How Italian cuisine has evolved in Australia
Australia’s love affair with Italian food has been growing for over half a century, and through this time we’ve added our own influences.
Food
Don't miss out on the headlines from Food. Followed categories will be added to My News.
Imagine a morning without the aroma of espresso, midweek dinners without pasta or parmesan, a salad without the glisten of extra virgin olive oil.
What about eating out with no puffy-crusted pizzas or the creamy, boozy perfection of a bowl of tiramisu?
Italian food has made such an impact on the way we eat in Australia that it now seems impossible to believe that it wasn’t always here.
But go back 50 or 60 years, before the post-war wave of Italian migrants and their families were truly embraced by the wider community, and many of these foods were regarded with suspicion. The only coffee was instant. That wonderful oil was considered a medicine at best. How times have changed.
While we might consider Italian food as a single cuisine, the truth is it varies markedly between different regions. Even neighbouring villages can have longstanding disputes about the way to make a particular recipe.
In general, tomatoes, eggplants, olives and seafood are staples in the warmer south. As the temperature falls and the altitude climbs further to the north, there is more dairy, pork, rice and polenta. Other places will have particular specialties: the Moorish influence in Sicily, for example, or Puglia’s rustic preparations of wild bitter greens.
Modern, multicultural Australia has wrapped our arms around all these influences, along with a little American-style pizzazz (and American-style pizzas), and made them our own. We’ve also added our own interpretations, such as the family favourite spag bol, a distant relative at best to the meat ragu of Bologna and surrounds.
Local kitchen legends from Maggie Beer to Stephanie Alexander, Guy Grossi and Stefano Manfredi have shown us how to take ideas from the Mediterranean and adapt them to the fabulous produce available here.
But Italian eating is more than a collection of recipes. It’s a way of living in which very few waking moments are not spent either planning, cooking or eating food. It’s a passion for the freshest and most seasonal ingredients that borders on an obsession. And it is the unique camaraderie that is generated when sitting around a table sharing a feast with family and friends.
WHAT MAKES A PERFECT ITALIAN MEAL?
Richard Ptacnik is the head chef of OTTO Sydney, a restaurant known for its modern Italian fare with firm roots in the classics.
He explained that it wasn’t only the food that is inspired by Italy, but the whole dining experience.
“At the heart of what we do at OTTO is an old-world hospitality approach to dining, delicious modern Italian fare, and a spectacular waterside setting. For me, Italian cuisine is generally characterised by fresh ingredients of the highest quality, technique and simplicity.

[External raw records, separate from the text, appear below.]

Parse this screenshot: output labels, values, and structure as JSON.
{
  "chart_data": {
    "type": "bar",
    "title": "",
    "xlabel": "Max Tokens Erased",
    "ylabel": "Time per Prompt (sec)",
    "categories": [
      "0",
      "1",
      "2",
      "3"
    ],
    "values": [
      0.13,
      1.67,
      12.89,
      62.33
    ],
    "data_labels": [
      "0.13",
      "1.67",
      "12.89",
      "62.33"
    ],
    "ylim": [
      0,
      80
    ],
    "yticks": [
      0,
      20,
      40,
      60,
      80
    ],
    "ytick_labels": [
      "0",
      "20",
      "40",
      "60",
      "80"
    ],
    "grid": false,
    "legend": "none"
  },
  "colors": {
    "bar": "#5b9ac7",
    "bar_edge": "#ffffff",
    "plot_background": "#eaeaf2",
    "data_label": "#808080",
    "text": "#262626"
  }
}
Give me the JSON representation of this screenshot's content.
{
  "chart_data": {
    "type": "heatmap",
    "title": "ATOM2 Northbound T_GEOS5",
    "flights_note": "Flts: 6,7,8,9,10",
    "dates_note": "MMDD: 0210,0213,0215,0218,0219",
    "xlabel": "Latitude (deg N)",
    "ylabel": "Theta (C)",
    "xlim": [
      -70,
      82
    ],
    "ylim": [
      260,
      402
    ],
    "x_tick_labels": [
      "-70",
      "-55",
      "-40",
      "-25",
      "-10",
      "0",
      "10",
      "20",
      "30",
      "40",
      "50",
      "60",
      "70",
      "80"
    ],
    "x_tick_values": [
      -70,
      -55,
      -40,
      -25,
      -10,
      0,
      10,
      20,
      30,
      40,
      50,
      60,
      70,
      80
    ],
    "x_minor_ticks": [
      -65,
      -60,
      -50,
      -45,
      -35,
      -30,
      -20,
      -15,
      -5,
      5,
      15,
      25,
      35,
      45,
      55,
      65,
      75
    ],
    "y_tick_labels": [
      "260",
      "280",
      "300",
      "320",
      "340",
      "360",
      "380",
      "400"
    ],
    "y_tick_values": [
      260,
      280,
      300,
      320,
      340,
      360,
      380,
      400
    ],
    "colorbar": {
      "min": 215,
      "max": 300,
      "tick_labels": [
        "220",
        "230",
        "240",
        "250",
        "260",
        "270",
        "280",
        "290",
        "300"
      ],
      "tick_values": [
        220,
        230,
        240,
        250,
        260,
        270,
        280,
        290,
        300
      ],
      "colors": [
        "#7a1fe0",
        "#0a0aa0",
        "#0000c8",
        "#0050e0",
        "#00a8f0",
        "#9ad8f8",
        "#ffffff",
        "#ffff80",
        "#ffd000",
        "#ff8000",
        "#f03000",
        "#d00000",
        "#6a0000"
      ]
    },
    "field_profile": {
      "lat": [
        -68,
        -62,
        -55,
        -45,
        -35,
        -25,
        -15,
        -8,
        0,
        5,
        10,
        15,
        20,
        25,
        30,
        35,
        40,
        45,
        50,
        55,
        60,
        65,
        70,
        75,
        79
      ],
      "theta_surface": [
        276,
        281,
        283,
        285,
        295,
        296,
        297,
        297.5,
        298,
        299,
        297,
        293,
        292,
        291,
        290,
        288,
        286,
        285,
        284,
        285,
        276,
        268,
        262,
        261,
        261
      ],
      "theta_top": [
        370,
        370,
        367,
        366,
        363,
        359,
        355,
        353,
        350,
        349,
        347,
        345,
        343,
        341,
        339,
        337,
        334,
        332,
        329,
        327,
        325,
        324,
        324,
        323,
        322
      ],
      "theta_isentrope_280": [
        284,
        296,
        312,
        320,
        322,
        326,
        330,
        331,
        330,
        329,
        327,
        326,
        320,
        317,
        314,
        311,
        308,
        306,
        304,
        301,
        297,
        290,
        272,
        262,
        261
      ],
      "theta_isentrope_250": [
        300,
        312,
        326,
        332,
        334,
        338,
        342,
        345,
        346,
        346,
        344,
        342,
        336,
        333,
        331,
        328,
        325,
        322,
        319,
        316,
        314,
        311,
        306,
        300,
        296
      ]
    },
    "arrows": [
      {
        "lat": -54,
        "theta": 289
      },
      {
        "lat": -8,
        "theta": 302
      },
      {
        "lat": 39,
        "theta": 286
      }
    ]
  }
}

“At last count, we’ve served nearly 300,000 dozen Sydney Rock Oysters over the last two decades, and over 8000 litres of Espresso Martinis. Both our Carpaccio and Caprino with truffle honey and pane carasau are firm favourites on our a la carte menu, and the pickled beetroot Ravioli is a mainstay.”
While he is blessed with world-class produce in Sydney, Mr Ptacnik said there was one region in Italy that all foodies should try and experience.
“If you’re serious about exceptional food, you should visit the Emilia Romagna region which is in the northern part of the country. The area is very well known for Parmigiano Reggiano cheese, balsamic vinegar from Modena and delicious prosciutto from the city of Parma.
“Emilia Romagna is famous for being home to the food capital in Bologna, for red Lambrusco and is also the birthplace of one of the best Italian dishes of all time, the iconic ragù pasta dish.”